Серьги эти Харламов знал. Подарок Усова на годовщину их свадьбы. Лариса хвасталась. И они, в самом деле, были с бриллиантами. На ней их не было обнаружено.

– Она дождалась Устинова? – Харламов уставился в мгновенно заметавшиеся глазки хозяйки. – Врать не советую. Мы все равно его поймаем.

– Поймаете?! – ахнула она и прижала пухлые ладони к мохнатой домашней курточке. – Вы что же, думаете, это он?! Он убил вашу начальницу?!
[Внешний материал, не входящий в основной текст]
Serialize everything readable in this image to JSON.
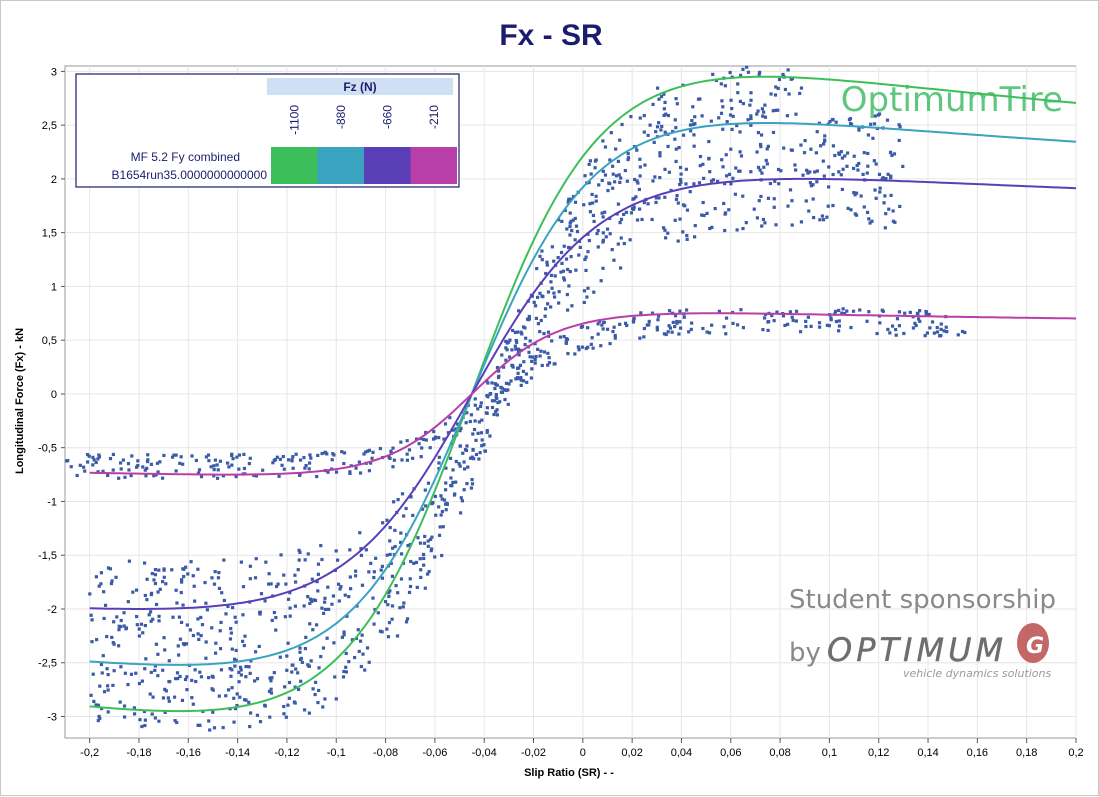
{
  "chart_data": {
    "type": "scatter",
    "title": "Fx - SR",
    "xlabel": "Slip Ratio (SR) - -",
    "ylabel": "Longitudinal Force (Fx) - kN",
    "xlim": [
      -0.21,
      0.2
    ],
    "ylim": [
      -3.2,
      3.05
    ],
    "grid": true,
    "x_ticks": [
      "-0,2",
      "-0,18",
      "-0,16",
      "-0,14",
      "-0,12",
      "-0,1",
      "-0,08",
      "-0,06",
      "-0,04",
      "-0,02",
      "0",
      "0,02",
      "0,04",
      "0,06",
      "0,08",
      "0,1",
      "0,12",
      "0,14",
      "0,16",
      "0,18",
      "0,2"
    ],
    "y_ticks": [
      "3",
      "2,5",
      "2",
      "1,5",
      "1",
      "0,5",
      "0",
      "-0,5",
      "-1",
      "-1,5",
      "-2",
      "-2,5",
      "-3"
    ],
    "legend": {
      "placement": "top-left",
      "title": "Fz (N)",
      "series_label_1": "MF 5.2 Fy combined",
      "series_label_2": "B1654run35.0000000000000",
      "loads": [
        "-1100",
        "-880",
        "-660",
        "-210"
      ]
    },
    "series": [
      {
        "name": "-1100",
        "color": "#3cbf5a",
        "D": 2.95,
        "B": 13.5,
        "C": 1.55,
        "x_min": -0.2,
        "x_max": 0.2
      },
      {
        "name": "-880",
        "color": "#3aa3c0",
        "D": 2.52,
        "B": 14.5,
        "C": 1.5,
        "x_min": -0.2,
        "x_max": 0.2
      },
      {
        "name": "-660",
        "color": "#5a3eb8",
        "D": 2.0,
        "B": 14.0,
        "C": 1.45,
        "x_min": -0.2,
        "x_max": 0.2
      },
      {
        "name": "-210",
        "color": "#b83ea8",
        "D": 0.75,
        "B": 21.0,
        "C": 1.4,
        "x_min": -0.2,
        "x_max": 0.2
      }
    ],
    "measured_points": {
      "color": "#3b5ba8",
      "bands": [
        {
          "load": "-1100",
          "x_min": -0.2,
          "x_max": 0.09,
          "D": 2.85,
          "B": 13.5,
          "C": 1.55,
          "spread": 0.28
        },
        {
          "load": "-880",
          "x_min": -0.2,
          "x_max": 0.13,
          "D": 2.35,
          "B": 14.0,
          "C": 1.5,
          "spread": 0.3
        },
        {
          "load": "-660",
          "x_min": -0.2,
          "x_max": 0.13,
          "D": 1.85,
          "B": 14.0,
          "C": 1.45,
          "spread": 0.3
        },
        {
          "load": "-210",
          "x_min": -0.21,
          "x_max": 0.155,
          "D": 0.68,
          "B": 20.0,
          "C": 1.4,
          "spread": 0.12
        }
      ]
    }
  },
  "watermarks": {
    "brand": "OptimumTire",
    "sponsor_line": "Student sponsorship",
    "by": "by",
    "logo": "OPTIMUM",
    "tagline": "vehicle dynamics solutions"
  }
}
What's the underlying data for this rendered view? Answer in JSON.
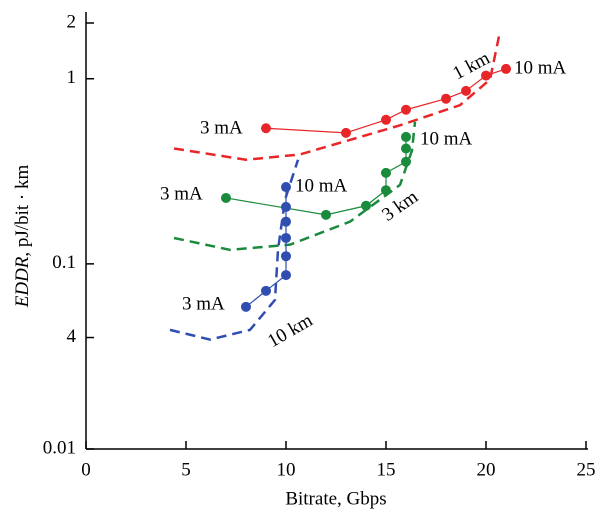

– Пока я ничего не думаю. Я пока занимаюсь сбором информации. И очень важно, чтобы она была правдивой, Вера. – Он положил на стол крепко сжатые кулаки, желание начать молотить ими по столу стало просто невыносимым. – Она дождалась Устинова, Вера?! Ну! Говорите же!

– Да. – Голова в мелких кудряшках опустилась так низко, что Харламову стал виден мощный Верин загривок. – Она дождалась его у квартиры. На улице стало холодно. Она поднялась и ждала его уже в подъезде. Он явился ближе к пяти. И… И кажется, не очень обрадовался, когда она его окликнула. Слышно было плохо… Да! Чего смотришь, Кочубей?! Я подслушивала!.. А что, нельзя?! Арестуешь меня за это?! Короче, она ему что-то предъявляла, он от чего-то отказывался. Потом они вошли в его квартиру.

– А вы?

– А что я? – Вера дернула полными плечами. – Я спустилась на этаж, ухо приложила к двери. Они разговаривали прямо у дверей.

– О чем?

– Ой, да разве же я поняла? – Вера вскинула голову, глянула на него с досадой. – Она что-то с него требовала, говорила, что это важно. Он лопотал что-то. Почти не слышно. Потом вдруг воскликнул, что он точно знает и его видел.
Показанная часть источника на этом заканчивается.